Abstract Age-related thymic involution primarily results from a decline in the transcription factor forkhead box N1 (FOXN1), while input of exogenous FOXN1 is able to significantly rescue thymic aging. Given that FOXN1 over-expressing fibroblasts (inducible thymic epithelial cells, iTECs) can generate an ectopic de novo thymus and engrafted young TECs can lead to middle-aged thymus regrowth, we asked whether engrafting iTECs directly into the aged thymus and perithymus can be a strategy to rescue aged thymic function. The re-establishment of central tolerance is crucial to attenuate age-associated chronic inflammation in the elderly (termed inflammaging). This will reduce increased self(auto)-reactivity, an important contributor to inflammaging. Intrathymic transplantation of iTECs into the aged murine thymus revealed that iTECs drove partial regrowth of the aged thymus, equally well in both male and female mice. The iTECs also rejuvenated aged thymic architecture, including regeneration of well-organized thymic medulla, and improvement of aged thymic function, including re-enforcement of thymocyte negative selection-related Aire gene expression. This led to reduction of self-reactivity-resulted inflammaging, including pro-inflammatory cytokines (IL-6 and IL-1b) and lymphoinfiltration to non-lymphoid organs, in old mice. Our findings support this potential novel strategy for enforcing the declined thymocyte negative selection to partially restore central tolerance in the elderly and reduce inflammaging.

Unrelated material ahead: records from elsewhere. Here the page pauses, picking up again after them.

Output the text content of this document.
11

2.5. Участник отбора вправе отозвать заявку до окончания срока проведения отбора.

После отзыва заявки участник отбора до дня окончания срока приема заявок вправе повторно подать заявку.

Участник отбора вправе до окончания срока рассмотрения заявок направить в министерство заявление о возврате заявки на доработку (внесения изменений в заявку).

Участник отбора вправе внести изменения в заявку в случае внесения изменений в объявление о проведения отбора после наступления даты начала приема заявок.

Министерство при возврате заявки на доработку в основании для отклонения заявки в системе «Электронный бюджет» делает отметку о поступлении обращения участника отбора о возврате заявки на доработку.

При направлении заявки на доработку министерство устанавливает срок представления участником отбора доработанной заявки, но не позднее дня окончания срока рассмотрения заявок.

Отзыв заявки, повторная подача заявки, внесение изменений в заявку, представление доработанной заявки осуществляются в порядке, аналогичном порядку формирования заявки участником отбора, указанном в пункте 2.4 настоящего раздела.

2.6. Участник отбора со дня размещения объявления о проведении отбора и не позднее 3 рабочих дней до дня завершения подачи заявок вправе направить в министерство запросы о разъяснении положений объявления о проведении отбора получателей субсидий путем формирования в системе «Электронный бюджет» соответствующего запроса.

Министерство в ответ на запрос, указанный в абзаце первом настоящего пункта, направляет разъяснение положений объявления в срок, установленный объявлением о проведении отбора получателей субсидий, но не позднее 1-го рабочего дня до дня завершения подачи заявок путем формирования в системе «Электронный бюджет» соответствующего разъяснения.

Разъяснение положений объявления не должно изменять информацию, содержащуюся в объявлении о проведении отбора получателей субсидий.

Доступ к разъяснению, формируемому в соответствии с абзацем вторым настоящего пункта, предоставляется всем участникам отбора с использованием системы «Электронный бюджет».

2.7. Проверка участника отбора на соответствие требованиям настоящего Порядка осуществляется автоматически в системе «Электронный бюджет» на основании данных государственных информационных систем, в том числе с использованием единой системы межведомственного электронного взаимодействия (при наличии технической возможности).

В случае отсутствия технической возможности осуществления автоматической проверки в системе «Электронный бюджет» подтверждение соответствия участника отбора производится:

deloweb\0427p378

Transgenic Exosomes for Thymus Regeneration.

During senescence, Wnt4 expression is down-regulated (unlike their Frizzled receptors), while PPARgamma expression increases in the thymus. Together, these changes allow for thymic degeneration to occur, observed as adipose involution. However, when restored, Wnt4 can efficiently counteract PPARgamma and prevent thymic senescence from developing. The Wnt-pathway activator miR27b has also been reported to inhibit PPARgamma. Our goal was to evaluate the Wnt4 and miR27b levels of Wnt4-transgenic thymic epithelial cell (TEC)-derived exosomes, show their regenerative potential against age-related thymic degeneration, and visualize their binding and distribution both in vitro and in vivo. First, transgenic exosomes were harvested from Wnt4 over-expressing TECs and analyzed by transmission electron microscopy. This unveiled exosomes ranging from 50 to 100 nm in size. Exosomal Wnt4 protein content was assayed by ELISA, while miR27b levels were measured by TaqMan qPCR, both showing elevated levels in transgenic exosomes relative to controls. Of note, kit-purified TEI (total exosome isolate) outperformed UC (ultracentrifugation)-purified exosomes in these parameters. In addition, a significant portion of exosomal Wnt4 proved to be displayed on exosomal surfaces. For functional studies, steroid (Dexamethasone or DX)-induced TECs were used as cellular aging models in which DX-triggered cellular aging was efficiently prevented by transgenic exosomes. Finally, DiI lipid-stained exosomes were applied on the mouse thymus sections and also iv-injected into mice, for in vitro binding and in vivo tracking, respectively. We have observed distinct staining patterns using DiI lipid-stained transgenic exosomes on sections of young and aging murine thymus samples. Moreover, in vivo injected DiI lipid-stained transgenic exosomes showed detectable homing to the thymus. Of note, Wnt4-transgenic exosome homing outperformed control (Wnt5a-transgenic) exosome homing. In summary, our findings indicate that exosomal Wnt4 and miR27b can efficiently counteract thymic adipose involution. Although extrapolation of mouse results to the human setting needs caution, our results appoint transgenic TEC exosomes as promising tools of immune rejuvenation and contribute to the characterization of the immune-modulatory effects of extracellular vesicles in the context of regenerative medicine.